If you wish to grow, defy the robots’ recommendations.

h/t: @david_perell

32. Longtermism:

a) Future people matter morally as much as people alive now.
b) There are likely many more future people than people alive now.
c) Small changes now can have huge repercussions in future.
If these are true, should we be doing more for future generations?

33. The Two-Minute Rule:
If a task would take less than two minutes, do it immediately. This is because adding the task to your mental to-do list, keeping it in your memory, and managing the anxiety of not having done it will take far more effort than just doing it now.
34. Promethean Gap:
Technology is outpacing wisdom; we’re changing the world faster than we can adapt to it. Lagging ever more behind accelerating progress, we’re increasingly unable to foresee the effects of what we create. We’re amassing the power of gods, yet we remain apes.
35. Information-Action Ratio
The mark of useful info is that it makes us act differently. Most info we consume doesn’t make us act differently; we just passively graze on it like cattle before defecating it undigested.

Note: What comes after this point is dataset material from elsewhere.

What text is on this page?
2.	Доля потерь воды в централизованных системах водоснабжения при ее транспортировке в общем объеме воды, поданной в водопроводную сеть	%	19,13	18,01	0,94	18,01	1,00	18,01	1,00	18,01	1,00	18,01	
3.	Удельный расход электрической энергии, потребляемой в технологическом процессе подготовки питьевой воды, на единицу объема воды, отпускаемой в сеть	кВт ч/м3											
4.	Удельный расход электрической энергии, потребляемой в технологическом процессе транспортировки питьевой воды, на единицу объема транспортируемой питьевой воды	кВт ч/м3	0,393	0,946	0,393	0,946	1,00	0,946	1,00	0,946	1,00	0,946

Stop mindless scrolling and seek out info that changes you.

36. Gurwinder’s Third Paradox:
In order for you to beat someone in a debate, your opponent needs to realize they’ve lost. Therefore, it’s easier to win an argument against a genius than an idiot.
37. Media Naturalness Theory
Writing has existed for <2% of human history, so our brains are not evolved for reading; we need vocal/facial cues for context. Thus, accept that you’ll be misunderstood online, but never stop tweeting, for the only way to write clearer is by writing.
38. Tilting At Windmills:
An online stranger doesn’t know you; all they have are a few vague impressions of you, too meager to form anything but a phantasm. So when they attack “you”, they’re really just attacking their own imagination, and there is no need to take it personally.
39. Principle Of Humanity:
Every single person is exactly what you would be if you were them. This includes your political opponents. So instead of dismissing them as evil or stupid, maybe seek to understand the circumstances that led them to their conclusions.
40. Empty Name:
We can be convinced that a concept is real by the mere fact that it has a name, but the world is full of names for things that aren’t real (e.g. Batman). As such, assume nothing is true just because it has a name (including every concept in this megathread!)
Thank you for lending me your eyeballs.